Allen typically sets up his hoop houses in areas designated as food deserts, or places where the only distributers of food products are convenience stores or fast food restaurants. Growing Power not only provides food to distribute to the local school systems and sell in their community food center, it is also educating youth on important skills like using tools, gardening and preparing nutritional food.

“Our food system is in some trouble,” said Allen.

This trouble was addressed in the panel discussion held earlier that afternoon with guests Dr. Jeff Sharp, Professor of Rural Sociology in the School of Environment and Natural Resources at Ohio State University; Ron Williams, local food coordinator at the Dorothy Lane Market in Dayton, Washington Store; Jon Branstrator, local food producer and distributor from Clarksville; and Kurt Reiber, CEO and president of Freestore Foodbank in Cincinnati. This session was titled “Gaps in the Food Chain: from Production to Distribution to Consumption” and was moderated by Corey Cockerill, assistant professor of communications.

“Why isn’t all food local?” Sharp questioned. He believes it is a consequence of specialization. Instead of every individual growing what they need, they must rely on varieties of food from many different sources. Sharp emphasized the need to put local food back in the chain.

Much of the conversation during the panel discussion centered around what Wilmington College could do to improve its relationship with food. The panel encouraged students and faculty to push for local food used in the dining service, Sodexo, as well as involve the agriculture program or seniors from other major to assist in such projects as marketing and advertising the Wilmington Farmers’ Market.

Reiber foreshadowed Allen as he spoke of the importance of changing our food system. “It’s a question of fairness. It’s a question of social justice. It’s neighbors helping neighbors.”

Participation by both college and community was evident throughout the symposium, beginning with the Pie Contest. Fifty-nine pies were submitted within the categories of “community,” “campus group,” and “campus individual.” After the judging was completed, they were offered for tasting by campus and community members.

Assistant Professor of Psychology, Dr. Caroline Stanley submitted a family recipe that she called “Extra Crumbly Apple Crumble.” Dr. Stanley said, “The extra crumble is really extra butter.”

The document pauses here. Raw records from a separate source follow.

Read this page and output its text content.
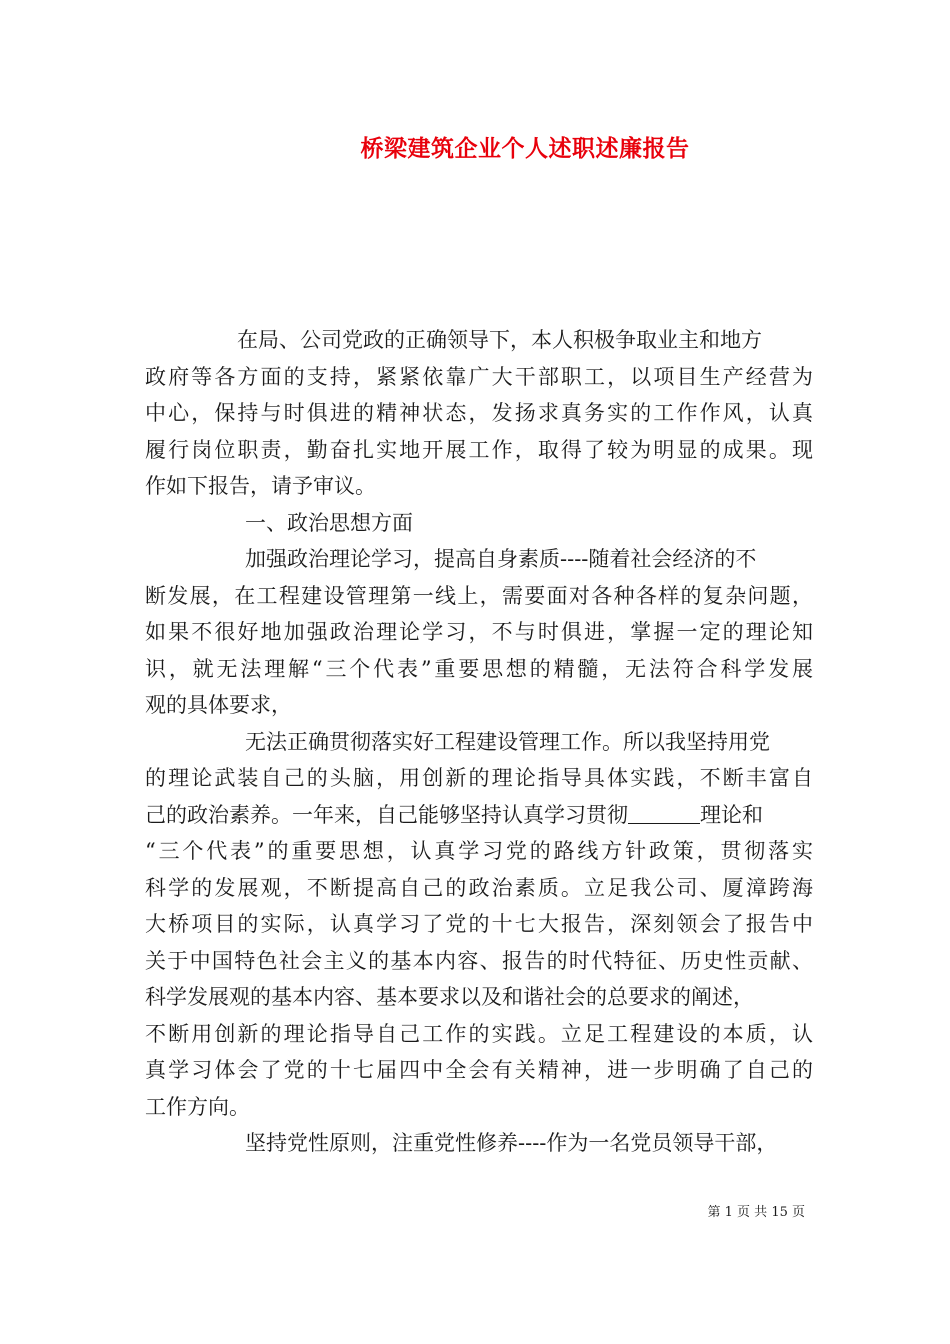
桥梁建筑企业个人述职述廉报告
在局、公司党政的正确领导下，本人积极争取业主和地方
政府等各方面的支持，紧紧依靠广大干部职工，以项目生产经营为
中心，保持与时俱进的精神状态，发扬求真务实的工作作风，认真
履行岗位职责，勤奋扎实地开展工作，取得了较为明显的成果。现
作如下报告，请予审议。
一、政治思想方面
加强政治理论学习，提高自身素质----随着社会经济的不
断发展，在工程建设管理第一线上，需要面对各种各样的复杂问题，
如果不很好地加强政治理论学习，不与时俱进，掌握一定的理论知
识，就无法理解“三个代表”重要思想的精髓，无法符合科学发展
观的具体要求，
无法正确贯彻落实好工程建设管理工作。所以我坚持用党
的理论武装自己的头脑，用创新的理论指导具体实践，不断丰富自
己的政治素养。一年来，自己能够坚持认真学习贯彻	理论和
“三个代表”的重要思想，认真学习党的路线方针政策，贯彻落实
科学的发展观，不断提高自己的政治素质。立足我公司、厦漳跨海
大桥项目的实际，认真学习了党的十七大报告，深刻领会了报告中
关于中国特色社会主义的基本内容、报告的时代特征、历史性贡献、
科学发展观的基本内容、基本要求以及和谐社会的总要求的阐述，
不断用创新的理论指导自己工作的实践。立足工程建设的本质，认
真学习体会了党的十七届四中全会有关精神，进一步明确了自己的
工作方向。
坚持党性原则，注重党性修养----作为一名党员领导干部，
第 1 页 共 15 页
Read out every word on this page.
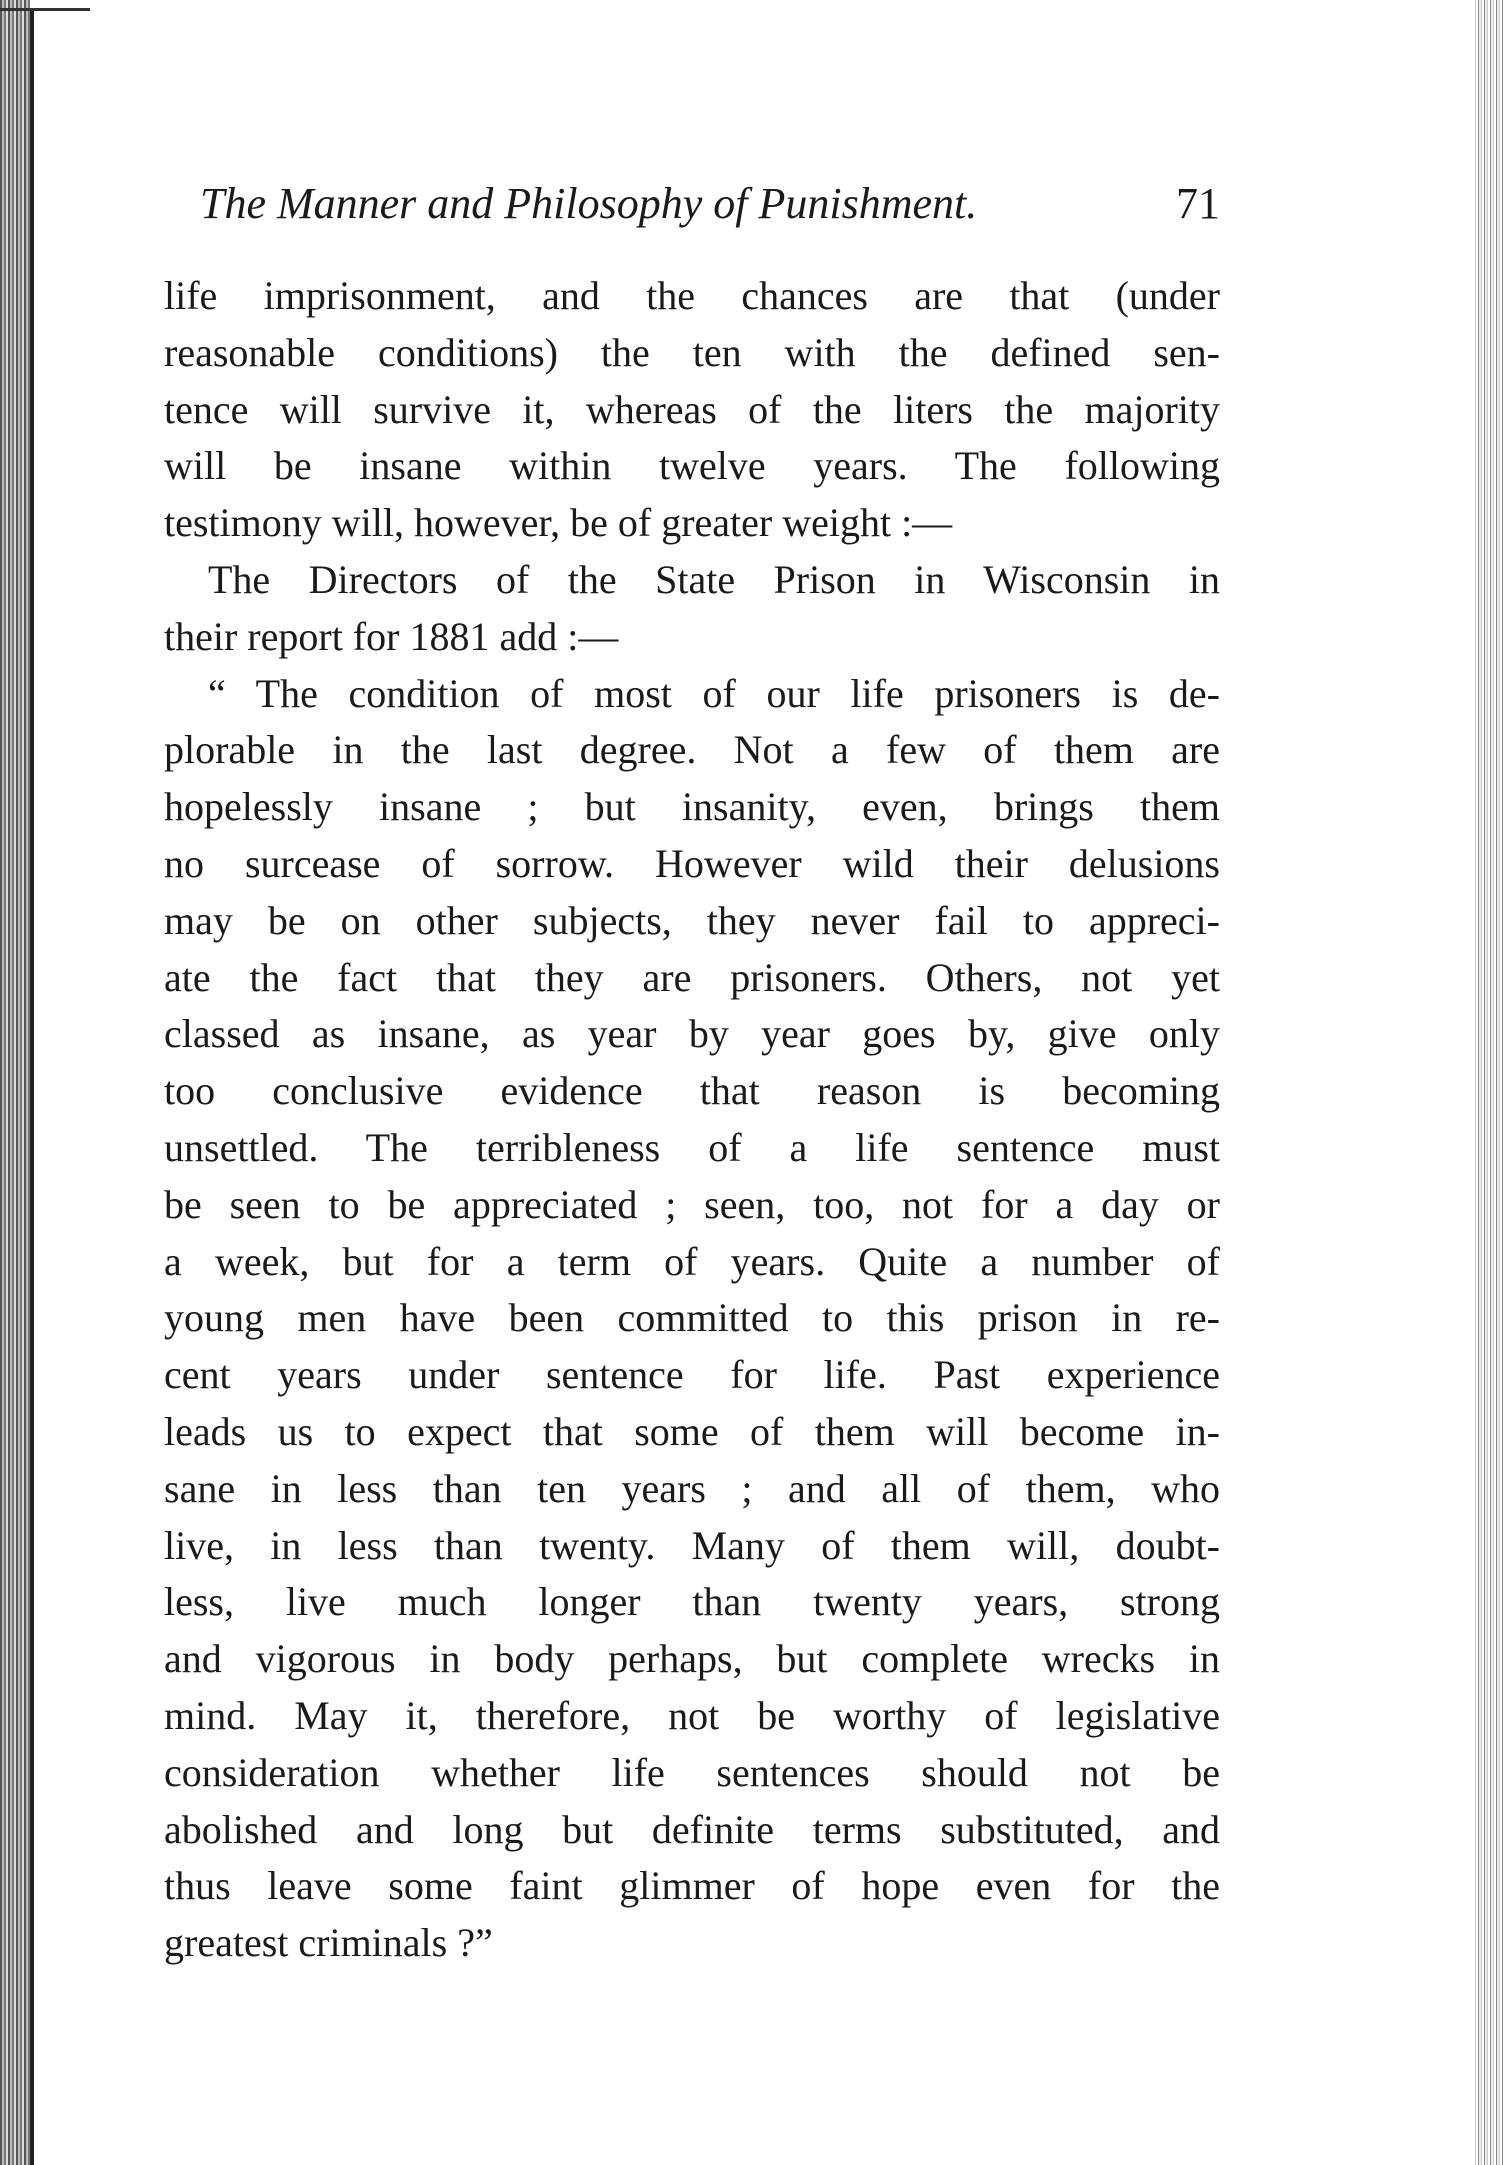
The Manner and Philosophy of Punishment.	71
life imprisonment, and the chances are that (under
reasonable conditions) the ten with the defined sen-
tence will survive it, whereas of the liters the majority
will be insane within twelve years. The following
testimony will, however, be of greater weight :—
The Directors of the State Prison in Wisconsin in
their report for 1881 add :—
“ The condition of most of our life prisoners is de-
plorable in the last degree. Not a few of them are
hopelessly insane ; but insanity, even, brings them
no surcease of sorrow. However wild their delusions
may be on other subjects, they never fail to appreci-
ate the fact that they are prisoners. Others, not yet
classed as insane, as year by year goes by, give only
too conclusive evidence that reason is becoming
unsettled. The terribleness of a life sentence must
be seen to be appreciated ; seen, too, not for a day or
a week, but for a term of years. Quite a number of
young men have been committed to this prison in re-
cent years under sentence for life. Past experience
leads us to expect that some of them will become in-
sane in less than ten years ; and all of them, who
live, in less than twenty. Many of them will, doubt-
less, live much longer than twenty years, strong
and vigorous in body perhaps, but complete wrecks in
mind. May it, therefore, not be worthy of legislative
consideration whether life sentences should not be
abolished and long but definite terms substituted, and
thus leave some faint glimmer of hope even for the
greatest criminals ?”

Winners of the pie contest—as judged by Jim Reynolds, Mayor Randy Riley, Chef Molly Dullea, Joyce Dosier, Ed Agran, Chip Murdock, and Bryce Bozman—were as follows:

The grand prize ($100) award went to: a Bourbon, Maple, Pecan with Bacon Pie submitted by Leah Phillips and Dominique Parks

  • In the category “Community Member” for best visual appeal ($50): a Red Cherry with Lattice Pie by Jama Hayes
  • In the category “Community Member” for best taste appeal ($50): a Peach, Red Raspberry, and Blackberry Pie with Cutout Top by Karen Shelton
  • In the category “Campus Member Individual” for best visual appeal ($50): a Salted Caramel Apple Pie by Tara Lydy
  • In the category “Campus Member Individual” for best taste appeal ($50): an Old Farm Sugar Cream Pie by Josh Keith
  • In the category “Campus Student Group” for best visual appeal ($50): a Key Lime Pie by Sarah Boehle
  • In the category “Campus Student Group” for best taste appeal ($50): a Sugar Cream Pie by “Ag Girls” Christina Robison, Rachel Jeffers, Kayla Finton, and Stephanie Graham

The Food Symposium was made possible by the committee consisting of Monte Anderson, Michael Snarr, Charlotte Fairlie, Cathy Pitzer, Corey Cockerill andTony Staubach.  

Cockerill said, “Clearly food and food development are topics that resonate well with our public. And, as the host to Ohio’s only private 4-year agriculture program, Wilmington College will continue to focus attention on the relationships between food and community through future symposia. It’s just a natural fit for us.”